Sensors at the Fukushima nuclear plant have detected a fresh leak of highly radioactive water to the sea, the plant's operator announced Sunday, highlighting difficulties in decommissioning the crippled plant.
Tokyo Electric Power Co (TEPCO) said the sensors, which were rigged to a gutter that pours rain and ground water at the Fukushima Daiichi plant to a nearby bay, detected contamination levels up to 70 times greater than the already-high radioactive status seen at the plant campus.
TEPCO said its emergency inspections of tanks storing nuclear waste water did not find any additional abnormalities, but the firm said it shut the gutter to prevent radioactive water from going into the Pacific Ocean.

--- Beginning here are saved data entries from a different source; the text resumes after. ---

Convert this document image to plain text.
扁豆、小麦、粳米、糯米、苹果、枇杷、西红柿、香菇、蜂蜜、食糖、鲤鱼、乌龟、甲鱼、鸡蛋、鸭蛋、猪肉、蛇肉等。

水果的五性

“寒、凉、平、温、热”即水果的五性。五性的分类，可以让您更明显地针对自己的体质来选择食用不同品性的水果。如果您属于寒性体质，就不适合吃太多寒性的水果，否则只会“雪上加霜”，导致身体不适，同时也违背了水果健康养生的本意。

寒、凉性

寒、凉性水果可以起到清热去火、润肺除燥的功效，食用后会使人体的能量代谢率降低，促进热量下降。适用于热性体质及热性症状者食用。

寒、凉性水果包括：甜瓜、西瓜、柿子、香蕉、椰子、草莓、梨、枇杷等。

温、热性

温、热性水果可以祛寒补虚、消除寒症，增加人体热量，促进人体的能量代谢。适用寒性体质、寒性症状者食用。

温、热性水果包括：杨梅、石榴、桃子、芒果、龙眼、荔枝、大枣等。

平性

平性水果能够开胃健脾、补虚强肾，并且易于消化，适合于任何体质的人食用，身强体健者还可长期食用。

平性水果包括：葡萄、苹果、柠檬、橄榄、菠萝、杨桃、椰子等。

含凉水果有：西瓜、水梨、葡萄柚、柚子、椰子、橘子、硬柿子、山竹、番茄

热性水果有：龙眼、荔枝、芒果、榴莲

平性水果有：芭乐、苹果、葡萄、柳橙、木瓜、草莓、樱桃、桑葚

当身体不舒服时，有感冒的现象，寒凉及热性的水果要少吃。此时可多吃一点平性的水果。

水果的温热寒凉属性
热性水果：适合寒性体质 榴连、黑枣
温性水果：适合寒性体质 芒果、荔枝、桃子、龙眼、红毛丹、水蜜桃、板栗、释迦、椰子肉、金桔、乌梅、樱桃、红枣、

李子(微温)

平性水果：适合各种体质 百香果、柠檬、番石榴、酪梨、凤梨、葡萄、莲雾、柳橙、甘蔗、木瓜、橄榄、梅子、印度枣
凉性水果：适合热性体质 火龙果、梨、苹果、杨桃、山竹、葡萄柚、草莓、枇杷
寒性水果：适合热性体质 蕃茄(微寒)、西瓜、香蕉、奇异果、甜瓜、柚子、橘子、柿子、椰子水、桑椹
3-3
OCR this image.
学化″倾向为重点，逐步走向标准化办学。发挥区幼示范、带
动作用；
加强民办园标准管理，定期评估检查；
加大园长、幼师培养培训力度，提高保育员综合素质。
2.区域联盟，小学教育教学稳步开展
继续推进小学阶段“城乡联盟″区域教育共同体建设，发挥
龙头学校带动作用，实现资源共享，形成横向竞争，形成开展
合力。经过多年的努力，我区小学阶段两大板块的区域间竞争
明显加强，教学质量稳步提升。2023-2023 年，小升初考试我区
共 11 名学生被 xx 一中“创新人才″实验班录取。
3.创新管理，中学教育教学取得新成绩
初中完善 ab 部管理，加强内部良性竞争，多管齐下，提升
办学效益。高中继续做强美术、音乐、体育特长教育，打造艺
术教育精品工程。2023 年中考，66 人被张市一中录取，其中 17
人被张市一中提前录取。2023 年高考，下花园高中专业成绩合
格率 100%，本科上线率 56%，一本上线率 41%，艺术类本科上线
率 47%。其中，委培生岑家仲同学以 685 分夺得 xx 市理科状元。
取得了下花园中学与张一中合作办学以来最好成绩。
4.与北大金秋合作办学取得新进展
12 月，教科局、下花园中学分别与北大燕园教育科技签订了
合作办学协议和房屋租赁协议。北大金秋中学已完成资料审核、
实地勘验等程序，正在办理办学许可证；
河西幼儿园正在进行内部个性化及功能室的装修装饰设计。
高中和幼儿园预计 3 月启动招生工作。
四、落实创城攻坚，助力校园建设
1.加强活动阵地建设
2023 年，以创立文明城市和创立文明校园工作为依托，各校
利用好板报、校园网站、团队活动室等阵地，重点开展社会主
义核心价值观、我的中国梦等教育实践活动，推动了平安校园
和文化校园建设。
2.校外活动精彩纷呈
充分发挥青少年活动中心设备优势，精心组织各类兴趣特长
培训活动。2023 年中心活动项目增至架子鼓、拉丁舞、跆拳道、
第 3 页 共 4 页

The higher-than-normal levels of contamination were detected at around 10 am (0100 GMT), with sensors showing radiation levels 50 to 70 times greater than usual, TEPCO said.

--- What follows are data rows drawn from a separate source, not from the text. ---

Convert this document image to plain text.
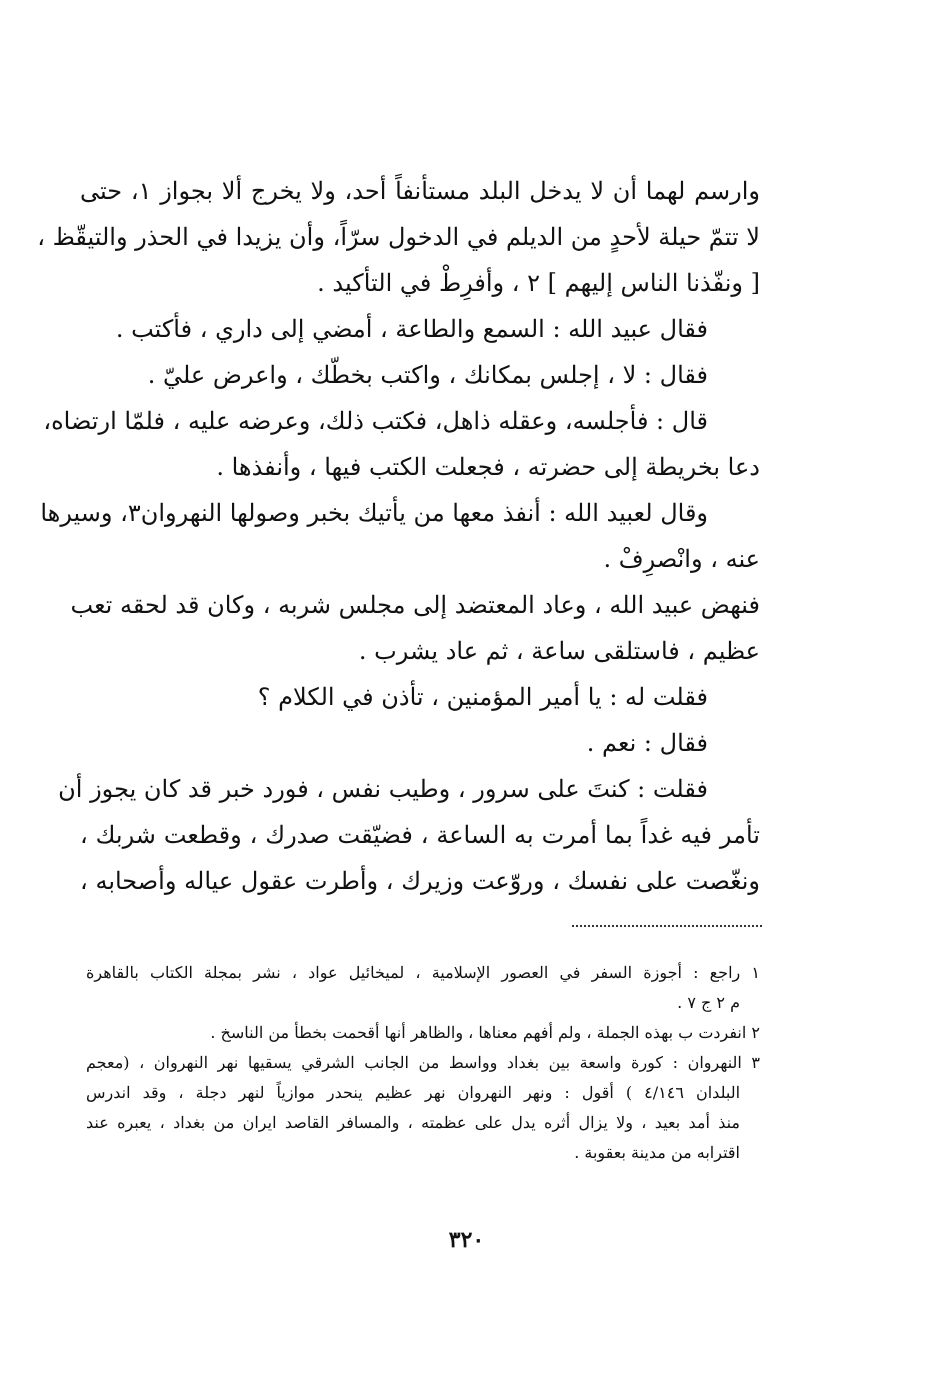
وارسم لهما أن لا يدخل البلد مستأنفاً أحد، ولا يخرج ألا بجواز ١، حتى
لا تتمّ حيلة لأحدٍ من الديلم في الدخول سرّاً، وأن يزيدا في الحذر والتيقّظ ،
[ ونفّذنا الناس إليهم ] ٢ ، وأفرِطْ في التأكيد .
فقال عبيد الله : السمع والطاعة ، أمضي إلى داري ، فأكتب .
فقال : لا ، إجلس بمكانك ، واكتب بخطّك ، واعرض عليّ .
قال : فأجلسه، وعقله ذاهل، فكتب ذلك، وعرضه عليه ، فلمّا ارتضاه،
دعا بخريطة إلى حضرته ، فجعلت الكتب فيها ، وأنفذها .
وقال لعبيد الله : أنفذ معها من يأتيك بخبر وصولها النهروان٣، وسيرها
عنه ، وانْصرِفْ .
فنهض عبيد الله ، وعاد المعتضد إلى مجلس شربه ، وكان قد لحقه تعب
عظيم ، فاستلقى ساعة ، ثم عاد يشرب .
فقلت له : يا أمير المؤمنين ، تأذن في الكلام ؟
فقال : نعم .
فقلت : كنتَ على سرور ، وطيب نفس ، فورد خبر قد كان يجوز أن
تأمر فيه غداً بما أمرت به الساعة ، فضيّقت صدرك ، وقطعت شربك ،
ونغّصت على نفسك ، وروّعت وزيرك ، وأطرت عقول عياله وأصحابه ،
١ راجع : أجوزة السفر في العصور الإسلامية ، لميخائيل عواد ، نشر بمجلة الكتاب بالقاهرة
م ٢ ج ٧ .
٢ انفردت ب بهذه الجملة ، ولم أفهم معناها ، والظاهر أنها أقحمت بخطأ من الناسخ .
٣ النهروان : كورة واسعة بين بغداد وواسط من الجانب الشرقي يسقيها نهر النهروان ، (معجم
البلدان ٤/١٤٦ ) أقول : ونهر النهروان نهر عظيم ينحدر موازياً لنهر دجلة ، وقد اندرس
منذ أمد بعيد ، ولا يزال أثره يدل على عظمته ، والمسافر القاصد ايران من بغداد ، يعبره عند
اقترابه من مدينة بعقوبة .
٣٢٠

Though contamination levels have steadily fallen throughout the day, the same sensors were still showing contamination levels about 10 to 20 times more than usual, a company spokesman said.
It was not immediately clear what caused the original spike of the contamination and its gradual fall, he added.

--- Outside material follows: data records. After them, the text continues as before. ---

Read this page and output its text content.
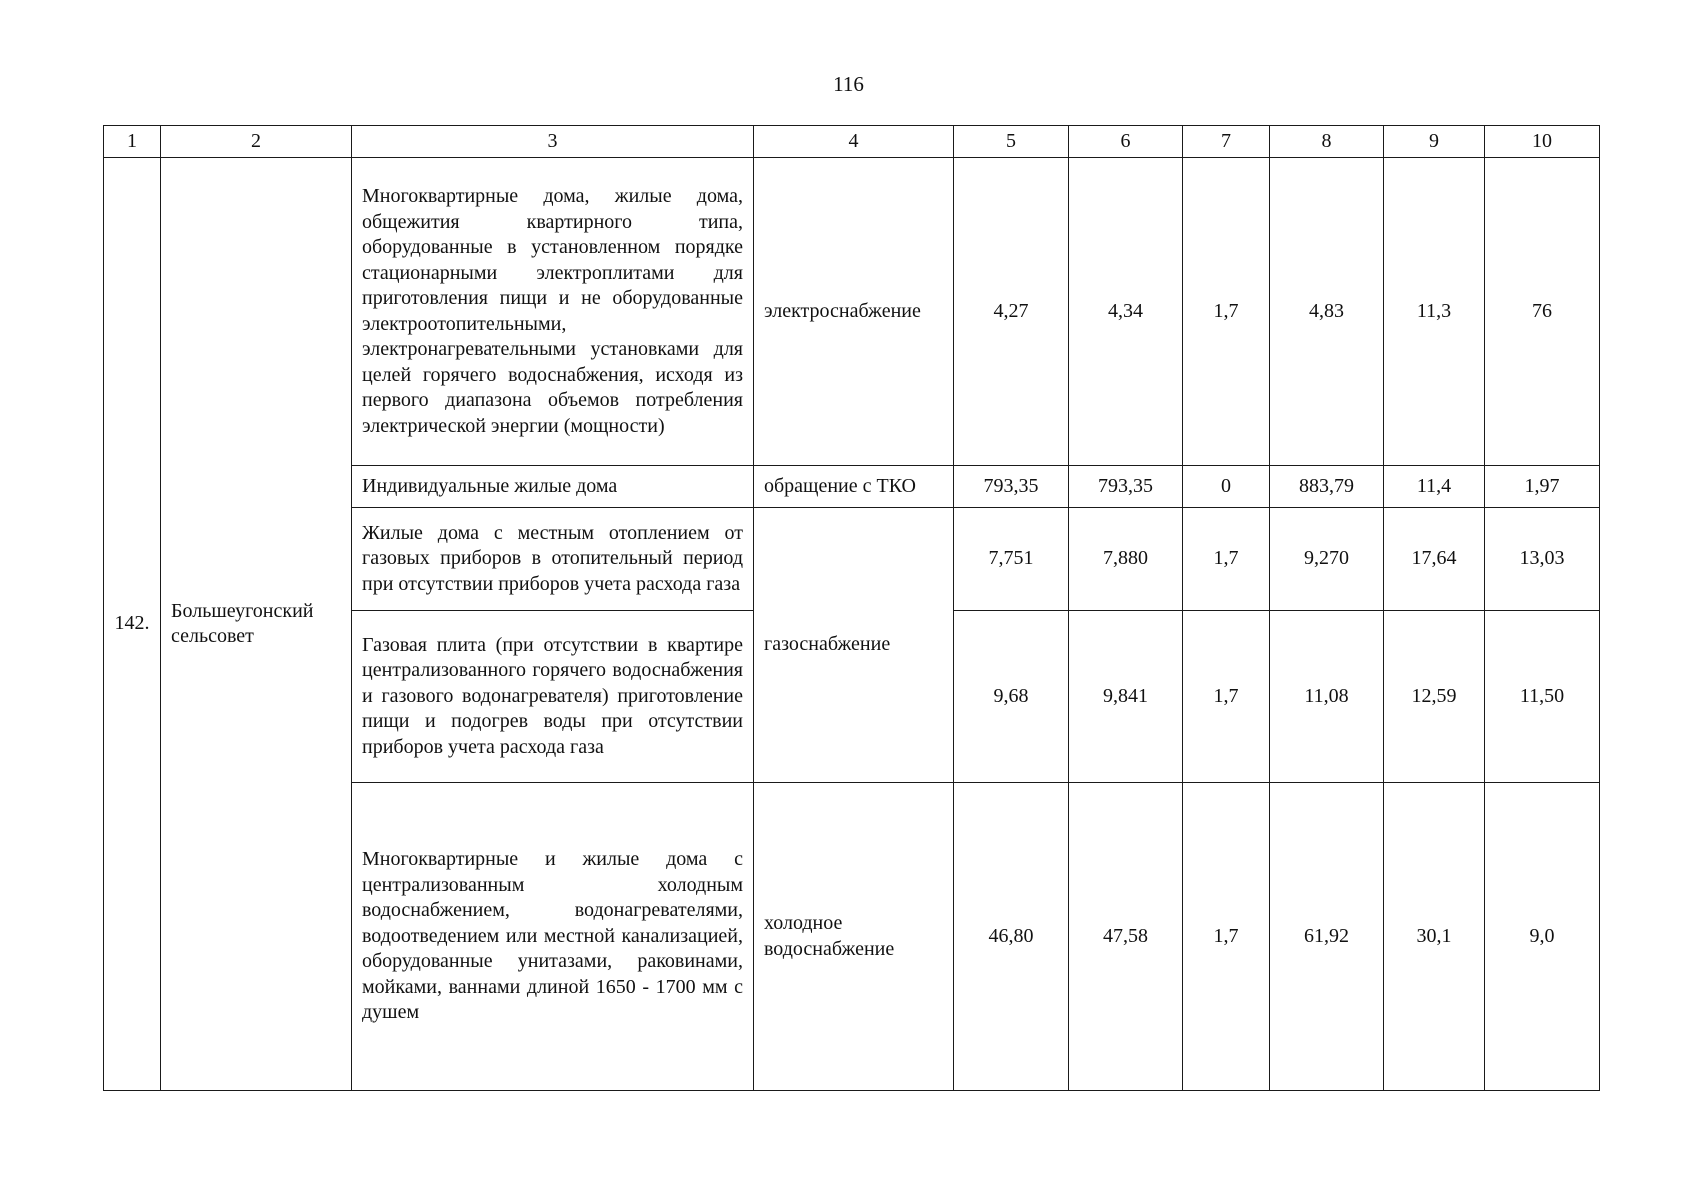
116
1	2	3	4	5	6	7	8	9	10
142.	Большеугонский сельсовет	Многоквартирные дома, жилые дома, общежития квартирного типа, оборудованные в установленном порядке стационарными электроплитами для приготовления пищи и не оборудованные электроотопительными, электронагревательными установками для целей горячего водоснабжения, исходя из первого диапазона объемов потребления электрической энергии (мощности)	электроснабжение	4,27	4,34	1,7	4,83	11,3	76
		Индивидуальные жилые дома	обращение с ТКО	793,35	793,35	0	883,79	11,4	1,97
		Жилые дома с местным отоплением от газовых приборов в отопительный период при отсутствии приборов учета расхода газа	газоснабжение	7,751	7,880	1,7	9,270	17,64	13,03
		Газовая плита (при отсутствии в квартире централизованного горячего водоснабжения и газового водонагревателя) приготовление пищи и подогрев воды при отсутствии приборов учета расхода газа		9,68	9,841	1,7	11,08	12,59	11,50
		Многоквартирные и жилые дома с централизованным холодным водоснабжением, водонагревателями, водоотведением или местной канализацией, оборудованные унитазами, раковинами, мойками, ваннами длиной 1650 - 1700 мм с душем	холодное водоснабжение	46,80	47,58	1,7	61,92	30,1	9,0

"With emergency surveys of the plant and monitoring of other sensors, we have no reason to believe tanks storing radioactive waste water have leaked," he told AFP.
"We have shut the gutter (from pouring water to the bay). We are currently monitoring the sensors at the gutter and seeing the trend," he said.
The latest incident, one of several that have plagued the plant in recent months, reflects the difficulty in controlling and decommissioning the plant, which went through meltdowns and explosions after being battered by a giant tsunami in March 2011, sparking the world's worst nuclear disaster in a generation.
TEPCO has not been able to effectively deal with an increasing amount of contaminated water, used to cool the crippled reactors and molten fuels inside them and kept in large storage tanks on the plant's vast campus.
Adding to TEPCO's headaches has been the persistent flow of groundwater from nearby mountains travelling under the contaminated plant before washing to the Pacific Ocean.
The International Atomic Energy Agency recently said TEPCO has made "significant progress" in cleaning up the plant, but suggested that Japan should consider ways to discharge treated waste water into the sea as a relatively safer way to deal with the radioactive water crisis.